Will talks to me about his significant achievements on the council so far. For example, he led the decision to make care leavers exempt from council tax. ‘Young care leavers don’t have their parents to fall back on. Some of the statistics around their life chances is appalling’ he says. ‘What I did and what I made sure that the councils did was giving people who have just left the care system a few years without having to pay council tax, which is a massive advantage for them: people who have moved out of the care system don’t have to suddenly get landed with this giant council tax.’ This decision has provided a massive benefit to those it targets. ‘I’ve met some of them and they’re very appreciative and it’s really nice to have that legacy and to support some of the most vulnerable young people we’ve got.’

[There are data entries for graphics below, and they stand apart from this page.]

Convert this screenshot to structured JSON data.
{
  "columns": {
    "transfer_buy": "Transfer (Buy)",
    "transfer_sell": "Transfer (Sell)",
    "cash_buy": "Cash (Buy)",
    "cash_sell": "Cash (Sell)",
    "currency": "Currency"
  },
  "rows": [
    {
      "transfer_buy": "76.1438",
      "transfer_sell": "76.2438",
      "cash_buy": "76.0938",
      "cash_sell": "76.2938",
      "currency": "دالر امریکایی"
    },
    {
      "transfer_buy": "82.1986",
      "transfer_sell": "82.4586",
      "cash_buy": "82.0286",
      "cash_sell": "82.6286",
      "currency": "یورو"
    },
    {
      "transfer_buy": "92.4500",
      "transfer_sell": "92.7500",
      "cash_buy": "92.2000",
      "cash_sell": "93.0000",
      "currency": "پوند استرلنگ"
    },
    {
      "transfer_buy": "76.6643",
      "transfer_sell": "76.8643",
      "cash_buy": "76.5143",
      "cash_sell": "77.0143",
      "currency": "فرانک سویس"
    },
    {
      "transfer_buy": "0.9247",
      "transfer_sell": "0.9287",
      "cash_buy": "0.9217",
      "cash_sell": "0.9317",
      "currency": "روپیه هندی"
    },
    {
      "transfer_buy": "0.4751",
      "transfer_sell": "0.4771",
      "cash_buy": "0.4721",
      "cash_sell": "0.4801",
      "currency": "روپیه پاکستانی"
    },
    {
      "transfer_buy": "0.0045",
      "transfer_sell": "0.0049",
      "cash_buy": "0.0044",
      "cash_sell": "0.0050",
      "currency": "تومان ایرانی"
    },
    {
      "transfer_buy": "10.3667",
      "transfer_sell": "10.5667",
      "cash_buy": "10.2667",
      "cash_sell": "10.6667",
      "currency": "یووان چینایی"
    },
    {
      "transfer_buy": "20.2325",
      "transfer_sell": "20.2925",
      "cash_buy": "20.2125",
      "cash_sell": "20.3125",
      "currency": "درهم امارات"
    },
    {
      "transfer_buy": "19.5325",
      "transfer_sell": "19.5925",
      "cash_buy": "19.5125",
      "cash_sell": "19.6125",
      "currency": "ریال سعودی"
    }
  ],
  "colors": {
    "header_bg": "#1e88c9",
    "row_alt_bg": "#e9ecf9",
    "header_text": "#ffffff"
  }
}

He also served as Mayor of Woking from 2018-19. He describes the experience as ‘a wonderful honour,’ going on to say ‘it’s very different from the normal everyday life of being a councillor. It’s being the head of the civic community, so particularly cheerleading and fundraising local community groups and supporting the community spirit.’ During the pandemic, he says, ‘I think we’ve all seen that, across the country but particularly in Woking people have come together to look after each other. People have made sure prescriptions are collected and shopping is done for vulnerable people who are self-isolating.’ He discusses his support for the York Road Project, a homeless charity, whose work was particularly valuable during the pandemic, making sure every homeless person got off the street and was looked after in a safe, Covid-appropriate way.

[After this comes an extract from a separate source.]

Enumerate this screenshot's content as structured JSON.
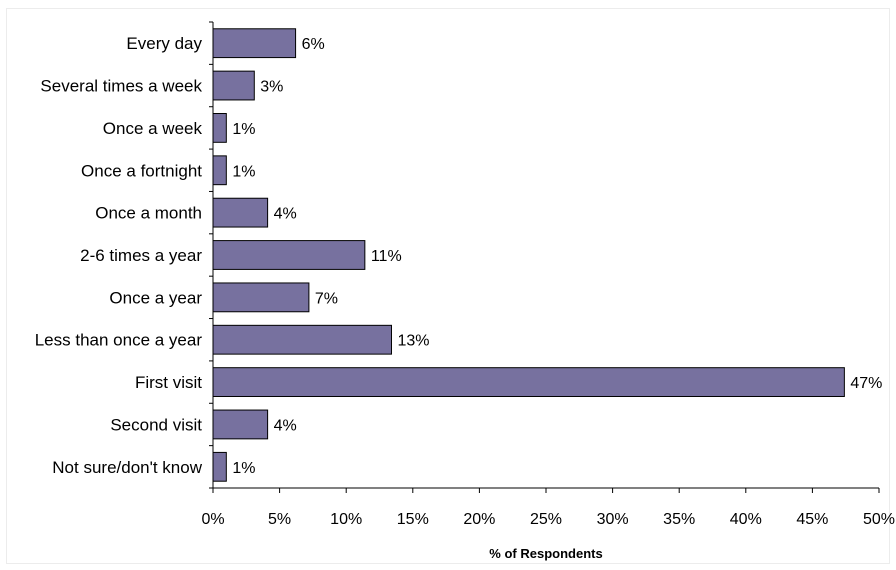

Alongside this, Will has run for parliament twice, in the snap general elections of 2017 and 2019 (in the second of which, he lead the Lib Dems to their best result in over a decade). I asked him if he will run again. ‘I’m not sure yet,’ he says honestly. ‘We’ve had two snap general elections relatively recently, and when the next election comes around I don’t know what my position I and my party will be in.’ But he is sceptical about Woking’s current parliamentary representation. ‘I don’t think Woking is served well by its current MP; we’ve got a remain constituency which has a passionate leaver as its MP.’
Last but not least, what does he plan to do in the future if re-elected? ‘For years the local people have wanted better access from South Woking to Woking town centre. And I know network rail working with the local councils are going to replace Victoria Arch over the coming years; that’s got the potential to be very beneficial to local people. It’s awful at the moment but actually we need to make sure that any refurbishment is done quickly, it shouldn’t involve lengthy road closures or diversions.’ He also mentions that many roads don’t have pavements, providing difficulty for pedestrians; this needs to be addressed as well.
On a more long-term basis, he plans to continue to challenge the current Conservative majority in Surrey County Council. ‘If we’re not the majority party, it’s about holding the current Conservative administration to account for their failings. We’ve got four county council services that are officially ranked as failing, which is awful: one of them serves the most vulnerable children in Surrey. That needs to change. That’s why we need to continue to hold them to account.’